- The Washington Times - Tuesday, August 28, 2001

NEW YORK — Willa Ford says she wants to be bad, but maybe she is still figuring out what she wants to be. The 20-year-old pop singer has some serious hip-hop influences on her debut CD, "Willa Was Here," but these days, she's listening to Radiohead and Linkin Park.
She struts in a dominatrix get-up in the video for her hit "I Wanna Be Bad," but she's a Baptist who credits God for her inner strength.
One thing she does not want to be is known simply as Nick Carter's ex-girlfriend. The Tampa, Fla., native, whose full name is Amanda Williford, dated the Backstreet Boy for three years and lived with him and the five dogs they share, which made her the target of massive adolescent hatred.
When she was the opening act for the Backstreet Boys' 1999 tour, angry girls held up signs that said "Die Willa," and an Internet search reveals dozens of sites that condemn her as a "talentless loser cow" and "just another pop-star wannabe."

Q: How much of the bad-girl persona is really you?
A: It's the first side that came out to the world, so everybody associates me with it. Like, I met Jermaine Dupri, and he's like, "Oh, you're the bad girl." That's a side, but every girl has that side. Every girl wants to be a dominatrix every once in a while. Not everybody has a huge, you know, video to do it in. So of course I'm gonna take advantage of the video and do it. But there are so many other sides to Willa.
Q: How hard is it to differentiate yourself in the crowd of young blond pop singers?
A: It's really, really hard, but you've gotta understand that as the artist and as Willa, I understand that the general public sees black and white when you first come out. They don't understand who you are. I don't expect them to know. They want to learn about you, but a lot of people are so closed-minded that right away it's just like, "She's white, she's blond, this is who she is. …" And I came out late in the game. … I'm the only one since Jessica [Simpson] and Mandy [Moore]. … I'm the only one that survived. Like, I'm it. You gotta look at that and think, nobody else could do it, but I broke it. … It's quite an accomplishment.
Q: Your CD has gotten some harsh reviews. Does that bother you?
A: No. … Here's my review to them: You're all disgruntled musicians who never made it, and you're so bitter with pop music that sells records because you didn't get that opportunity. They're all player-haters. … There were some good reviews, too. Like, somebody said something about, "We didn't expect to hear the soul come out of her that we did.
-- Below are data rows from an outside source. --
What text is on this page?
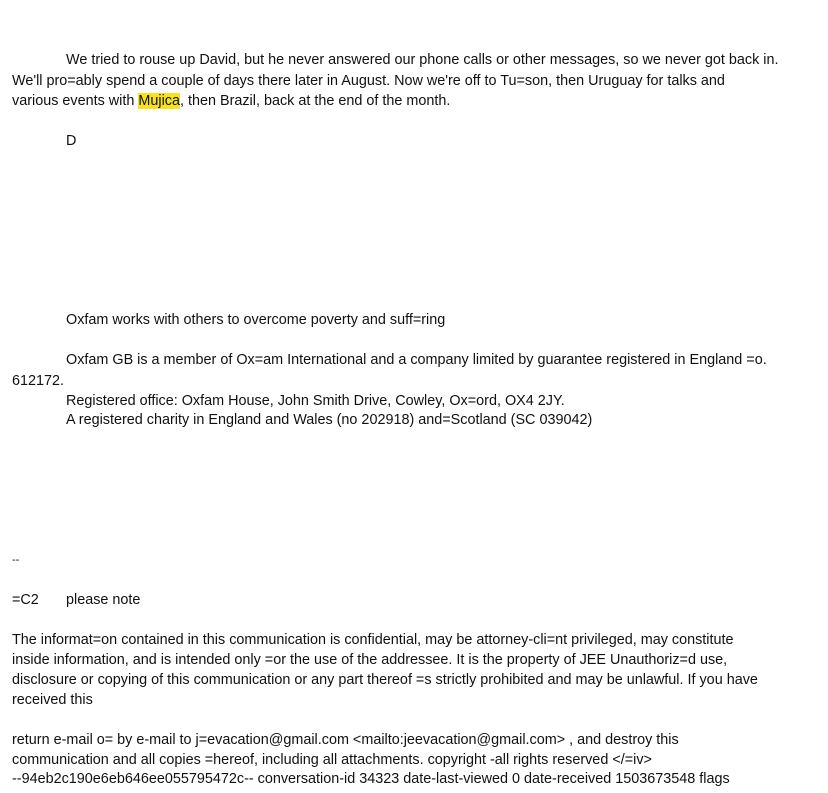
We tried to rouse up David, but he never answered our phone calls or other messages, so we never got back in.
We'll pro=ably spend a couple of days there later in August. Now we're off to Tu=son, then Uruguay for talks and
various events with Mujica, then Brazil, back at the end of the month.
D
Oxfam works with others to overcome poverty and suff=ring
Oxfam GB is a member of Ox=am International and a company limited by guarantee registered in England =o.
612172.
Registered office: Oxfam House, John Smith Drive, Cowley, Ox=ord, OX4 2JY.
A registered charity in England and Wales (no 202918) and=Scotland (SC 039042)
--
=C2 please note
The informat=on contained in this communication is confidential, may be attorney-cli=nt privileged, may constitute
inside information, and is intended only =or the use of the addressee. It is the property of JEE Unauthoriz=d use,
disclosure or copying of this communication or any part thereof =s strictly prohibited and may be unlawful. If you have
received this
return e-mail o= by e-mail to j=evacation@gmail.com <mailto:jeevacation@gmail.com> , and destroy this
communication and all copies =hereof, including all attachments. copyright -all rights reserved </=iv>
--94eb2c190e6eb646ee055795472c-- conversation-id 34323 date-last-viewed 0 date-received 1503673548 flags
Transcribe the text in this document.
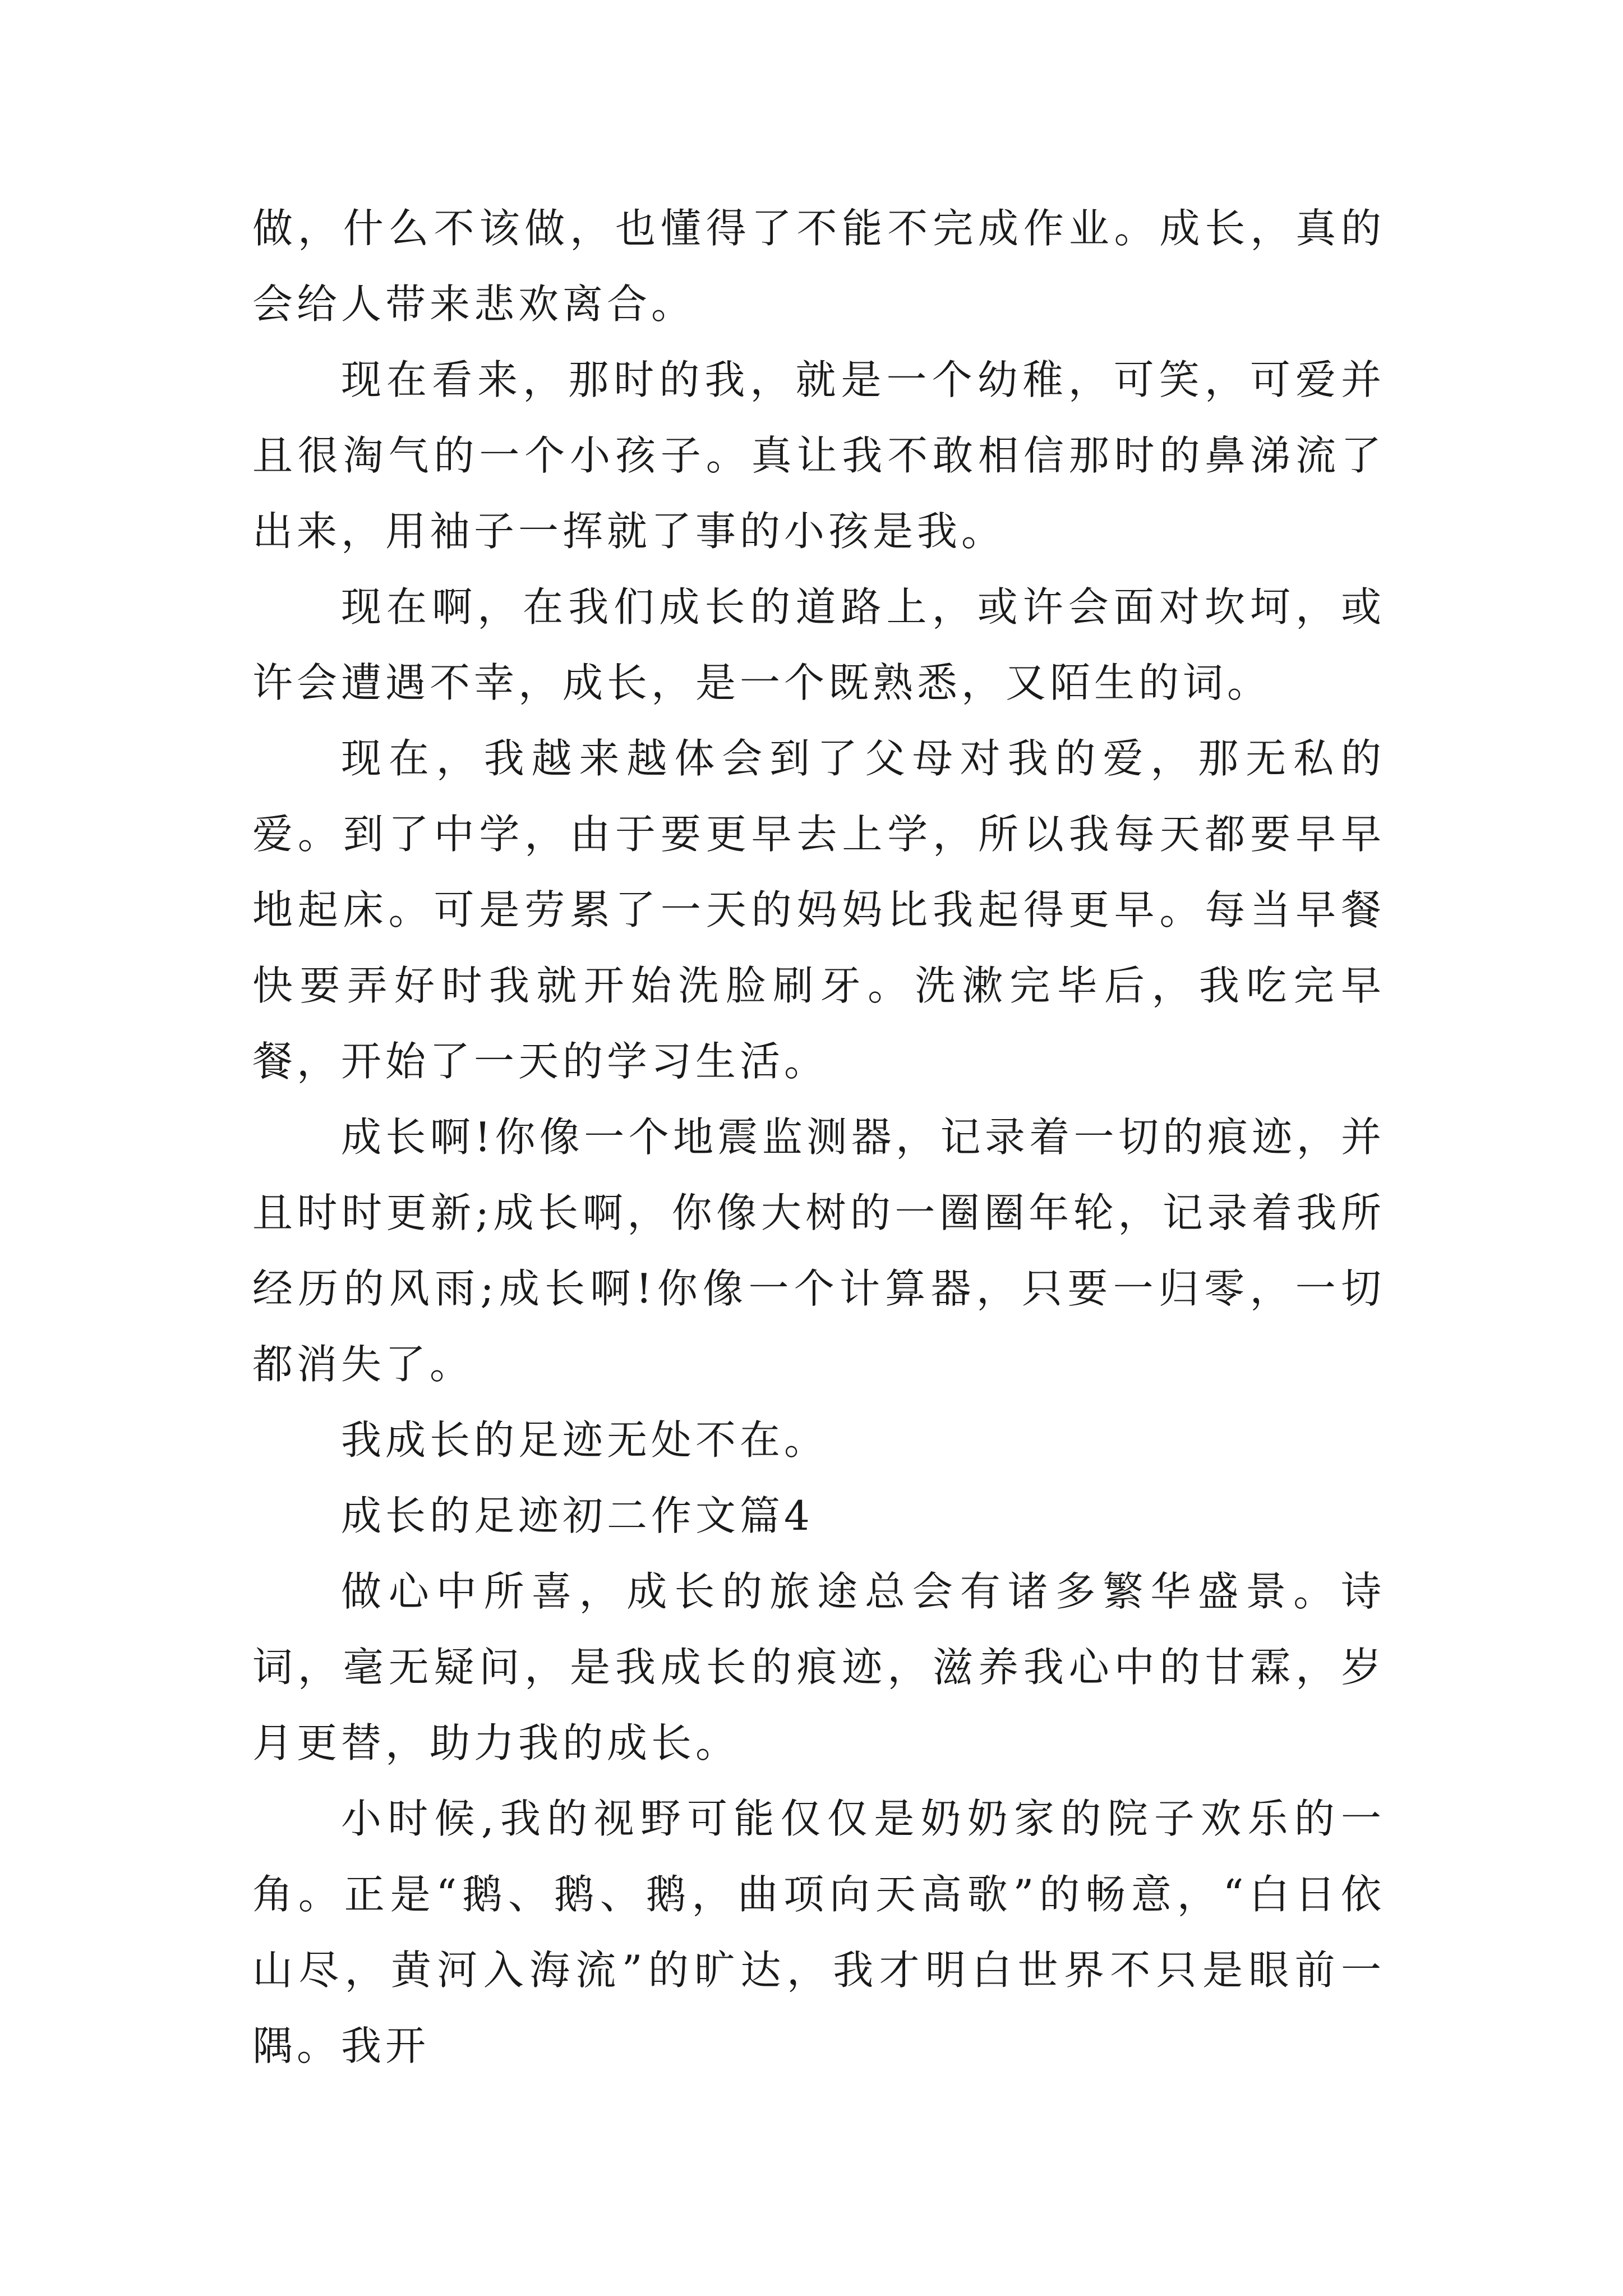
做，什么不该做，也懂得了不能不完成作业。成长，真的会给人带来悲欢离合。

现在看来，那时的我，就是一个幼稚，可笑，可爱并且很淘气的一个小孩子。真让我不敢相信那时的鼻涕流了出来，用袖子一挥就了事的小孩是我。

现在啊，在我们成长的道路上，或许会面对坎坷，或许会遭遇不幸，成长，是一个既熟悉，又陌生的词。

现在，我越来越体会到了父母对我的爱，那无私的爱。到了中学，由于要更早去上学，所以我每天都要早早地起床。可是劳累了一天的妈妈比我起得更早。每当早餐快要弄好时我就开始洗脸刷牙。洗漱完毕后，我吃完早餐，开始了一天的学习生活。

成长啊!你像一个地震监测器，记录着一切的痕迹，并且时时更新;成长啊，你像大树的一圈圈年轮，记录着我所经历的风雨;成长啊!你像一个计算器，只要一归零，一切都消失了。

我成长的足迹无处不在。

成长的足迹初二作文篇4

做心中所喜，成长的旅途总会有诸多繁华盛景。诗词，毫无疑问，是我成长的痕迹，滋养我心中的甘霖，岁月更替，助力我的成长。

小时候,我的视野可能仅仅是奶奶家的院子欢乐的一角。正是“鹅、鹅、鹅，曲项向天高歌”的畅意，“白日依山尽，黄河入海流”的旷达，我才明白世界不只是眼前一隅。我开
We underestimated her. There's a lot more soul coming out of that white girl than we thought." And I was just like, "Wow, that was cool." Those aren't my critics. My critic is myself. … I know my music's bangin'.
Q: How do you know which people to trust in the music industry?
A: This business is full of wonderful people. You just gotta be careful and pick 'em right. And it's also full of sleazy jerks, but I can smell 'em comin' from a mile away. I'm good at that. Because I'm so, like, real, if somebody does anything, like, remotely fake, I'm like, "Oh, I can see through that." And I don't prejudge them, but I'll be very wary and careful of them.
Q: Your lyrics are pretty racy, yet in the liner notes of your CD, your first thanks go to God. How do you reconcile that?
A: I don't think my God wants you judging me. He made me who I am. He's given me this strong willpower. He gave me the blessings and the gifts to be in the public eye.
I'm doing with it all that I know to do. And in return, I'm giving back. … The whole trick is, as much as you take, you have to give back. And, like, I'm totally game for that.